The second one was on the window sill, but walked itself over, closer to me. Stopped and directed its body to face me. I noticed it. I even said ‘hello spider’. Hmmm, another spider. Interesting.

Spider number 3 and 4 – these two were making me notice them – and fairly close together in linear time; they were a few minutes apart.

The third one came bolting out from the couch and ran towards me. I saw something moving out of the corner of my eye. I looked in time to see this spider hoofin’ it across the carpet heading directly for me. With speed and determination – it was comin’ for me! I will admit I felt compelled to deny this creature any further advancement! I apologized and said: sorry little guy, I have to kill you. And squished it. Usually I DO let them live and let them do their thing (if they are a harmless spider/a not-so-huge-spider/depending on the circumstance) – but this one, with its determination to ‘come-at-me’ – gave me a little bit of a freak-out. The foot went down. But I acknowledged it, I realized this spider was another little symbol/sign… it was the third spider in a matter of a couple hours today.

Then the fourth spider was crawling all over my lap top. OH I see you now! Yes, you just keep getting closer and closer to me! Just so the spiders will stop coming at me (and the thought of one falling into my hair to make me really notice the message) I say it out loud: Thank you spider(s)! I am receiving your message for me!

So, with that all said – what is my spider message?

Here’s the gist of what one can find regarding the spiritual meaning of the spider…
The spider is bringing your attention to your creativity. It represents: balance, persistence, feminine energy, thought, creation, patience, determination, manifestation and believing.

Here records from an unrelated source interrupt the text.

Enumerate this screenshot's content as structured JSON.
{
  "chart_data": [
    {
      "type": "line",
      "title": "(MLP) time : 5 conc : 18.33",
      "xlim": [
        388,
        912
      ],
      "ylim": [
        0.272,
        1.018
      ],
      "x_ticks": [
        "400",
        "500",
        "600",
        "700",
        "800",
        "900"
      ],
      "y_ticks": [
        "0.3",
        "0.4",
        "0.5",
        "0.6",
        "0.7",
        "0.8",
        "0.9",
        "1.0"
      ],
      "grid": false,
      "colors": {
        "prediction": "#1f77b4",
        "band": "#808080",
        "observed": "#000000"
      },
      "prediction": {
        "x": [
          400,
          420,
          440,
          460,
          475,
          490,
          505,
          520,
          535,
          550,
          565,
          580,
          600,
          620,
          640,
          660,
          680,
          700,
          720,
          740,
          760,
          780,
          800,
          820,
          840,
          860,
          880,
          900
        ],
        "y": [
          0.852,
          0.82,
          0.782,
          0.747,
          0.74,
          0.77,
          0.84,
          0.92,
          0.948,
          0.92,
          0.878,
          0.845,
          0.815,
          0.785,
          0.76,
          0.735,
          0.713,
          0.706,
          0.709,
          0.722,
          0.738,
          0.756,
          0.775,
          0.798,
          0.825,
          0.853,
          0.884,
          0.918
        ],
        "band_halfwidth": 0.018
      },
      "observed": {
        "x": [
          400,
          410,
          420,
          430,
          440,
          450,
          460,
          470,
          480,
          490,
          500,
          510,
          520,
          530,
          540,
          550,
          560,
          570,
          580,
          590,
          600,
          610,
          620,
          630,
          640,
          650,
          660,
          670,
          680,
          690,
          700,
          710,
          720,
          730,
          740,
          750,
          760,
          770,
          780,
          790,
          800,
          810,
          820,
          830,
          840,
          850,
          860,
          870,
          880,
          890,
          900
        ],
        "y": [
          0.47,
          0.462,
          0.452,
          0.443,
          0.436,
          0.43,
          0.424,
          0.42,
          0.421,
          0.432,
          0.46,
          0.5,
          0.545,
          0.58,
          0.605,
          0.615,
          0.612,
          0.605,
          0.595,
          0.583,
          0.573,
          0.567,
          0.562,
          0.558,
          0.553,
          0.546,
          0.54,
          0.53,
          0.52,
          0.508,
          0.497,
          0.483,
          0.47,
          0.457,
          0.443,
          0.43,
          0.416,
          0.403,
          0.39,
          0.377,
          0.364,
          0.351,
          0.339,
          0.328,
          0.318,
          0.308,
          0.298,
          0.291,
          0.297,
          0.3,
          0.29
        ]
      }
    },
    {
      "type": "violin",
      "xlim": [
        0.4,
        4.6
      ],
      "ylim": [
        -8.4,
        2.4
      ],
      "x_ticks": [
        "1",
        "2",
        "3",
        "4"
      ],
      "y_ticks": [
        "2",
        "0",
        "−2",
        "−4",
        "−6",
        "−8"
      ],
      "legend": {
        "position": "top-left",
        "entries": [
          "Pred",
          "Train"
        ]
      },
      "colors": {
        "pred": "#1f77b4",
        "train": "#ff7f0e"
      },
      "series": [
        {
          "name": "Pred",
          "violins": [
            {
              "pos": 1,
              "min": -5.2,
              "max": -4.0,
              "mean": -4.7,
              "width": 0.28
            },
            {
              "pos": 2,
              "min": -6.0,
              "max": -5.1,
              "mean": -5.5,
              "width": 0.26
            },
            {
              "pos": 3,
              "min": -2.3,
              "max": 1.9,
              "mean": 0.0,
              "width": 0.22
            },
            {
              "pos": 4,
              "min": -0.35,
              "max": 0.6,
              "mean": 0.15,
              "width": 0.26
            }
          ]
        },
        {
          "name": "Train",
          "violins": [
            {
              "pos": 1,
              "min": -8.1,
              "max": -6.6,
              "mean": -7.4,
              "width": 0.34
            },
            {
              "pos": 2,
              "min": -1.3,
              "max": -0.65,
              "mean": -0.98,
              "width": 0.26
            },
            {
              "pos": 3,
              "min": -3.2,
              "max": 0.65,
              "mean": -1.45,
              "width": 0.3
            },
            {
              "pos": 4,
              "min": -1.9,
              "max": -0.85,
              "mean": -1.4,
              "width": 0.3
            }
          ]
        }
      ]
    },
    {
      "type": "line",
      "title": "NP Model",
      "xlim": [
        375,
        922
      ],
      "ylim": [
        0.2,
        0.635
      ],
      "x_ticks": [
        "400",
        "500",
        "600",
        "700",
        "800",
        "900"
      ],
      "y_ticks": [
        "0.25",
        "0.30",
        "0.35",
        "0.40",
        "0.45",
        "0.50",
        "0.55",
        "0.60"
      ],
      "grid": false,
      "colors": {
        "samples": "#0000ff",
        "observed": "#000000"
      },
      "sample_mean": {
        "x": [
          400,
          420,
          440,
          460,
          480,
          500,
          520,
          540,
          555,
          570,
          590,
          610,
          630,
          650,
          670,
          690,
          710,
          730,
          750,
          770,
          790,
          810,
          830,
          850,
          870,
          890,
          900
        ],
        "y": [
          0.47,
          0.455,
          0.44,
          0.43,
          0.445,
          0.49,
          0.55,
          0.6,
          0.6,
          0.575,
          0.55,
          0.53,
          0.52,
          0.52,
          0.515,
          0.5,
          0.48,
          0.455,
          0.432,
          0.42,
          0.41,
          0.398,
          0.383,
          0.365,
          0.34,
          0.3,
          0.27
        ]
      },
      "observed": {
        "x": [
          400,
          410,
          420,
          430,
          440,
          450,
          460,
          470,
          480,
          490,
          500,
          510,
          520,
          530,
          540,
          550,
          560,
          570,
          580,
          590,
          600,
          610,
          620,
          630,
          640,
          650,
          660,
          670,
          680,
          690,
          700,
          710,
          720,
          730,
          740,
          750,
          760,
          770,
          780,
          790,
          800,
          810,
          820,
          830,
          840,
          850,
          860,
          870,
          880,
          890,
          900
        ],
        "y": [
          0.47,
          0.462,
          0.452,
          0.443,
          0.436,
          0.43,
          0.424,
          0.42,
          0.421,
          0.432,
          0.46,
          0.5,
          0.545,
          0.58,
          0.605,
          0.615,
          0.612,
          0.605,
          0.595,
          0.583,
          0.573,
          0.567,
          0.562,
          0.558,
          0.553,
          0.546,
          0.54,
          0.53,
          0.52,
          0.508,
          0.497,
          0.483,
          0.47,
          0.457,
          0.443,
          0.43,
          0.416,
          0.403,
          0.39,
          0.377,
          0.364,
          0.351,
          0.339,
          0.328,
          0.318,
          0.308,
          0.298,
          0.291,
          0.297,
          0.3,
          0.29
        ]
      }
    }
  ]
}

*Spiders will show up the moment you need a sign from beyond, and will guide you to continue down the right path in life. The spider represents strong feminine energy, creativity, patience, and strength. It also invites you to become more receptive and intuitive, and rely on your unique gifts to get you ahead in life. Don’t fear the spider – embrace it, and it will teach you many valuable lessons on your personal journey.
*https://www.powerofpositivity.com/see-spiders-meaning/

Fun! I actually like getting the spider sign. The funny thing is that I don’t get them very often. Or maybe it is because one or two spiders are just that: one or two spiders that I crossed paths with. I might be at that point where I need some things in multiples because I find them ‘common’.

I have learned to recognize that spiders represent creativity; however, I do tend to forget all the other things it represents. Maybe this helped me refresh my data-bank for the other represented things that I need to take a look-at (beyond the creativity aspect).

Until I go deeper with this message – for now – I think I need to paint something!